Yeah, not even kidding.  Apparently the powers-that-be decided to keep his info in the system, but type in “deceased” to the “Address 2” line (in the US, this is customarily the apartment/suite/unit number).

he's dead jim
Let’s beam him back up but write “deceased” on his badge, that’ll be sufficient.

But mostly, the biggest complaint is that we’re getting un-deliverable/return-to-sender when we try shipping out to some of these addresses.  And why?  Because they’re not subject to any external validation and quality-control.

So what’s the data professional’s responsibility in this?  In my opinion, it’s to advocate for data quality.  There are obviously big vendors out there like Melissa Data who will sell you a service to help get you there.  APIs abound, from USPS and other official sources, so building it isn’t out of the question.

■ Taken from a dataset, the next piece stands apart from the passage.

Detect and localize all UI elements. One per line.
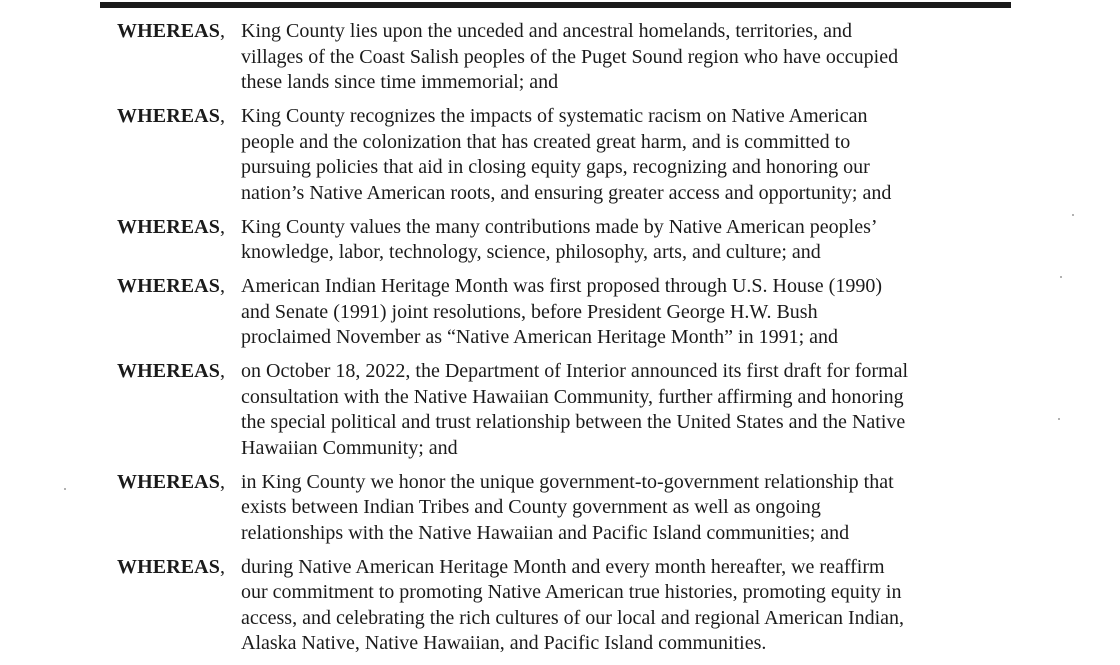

One potential roadblock is, as usual, conservatism.  The business’s ERP system is its life-blood, highly sensitive to change and very guarded by over-protective management and finicky executives.  But the smelly dirty data-laundry continues to cause problems and has real-money impacts on corp. efficiency and profit.  Unfortunately, many people tend to take the ostrich approach.

if you bury your head in the sand your ass will get burnt
No idea who this Bennett person is, but they sound smart.

So, my good people, start “doing your laundry”.  Have those conversations with your teams and managers about the current state of your data quality, and what it’s going to look like moving forward.  Make some plans, have a road-map, and understand that it’s going to involve a lot of collaboration between key players.  And good luck!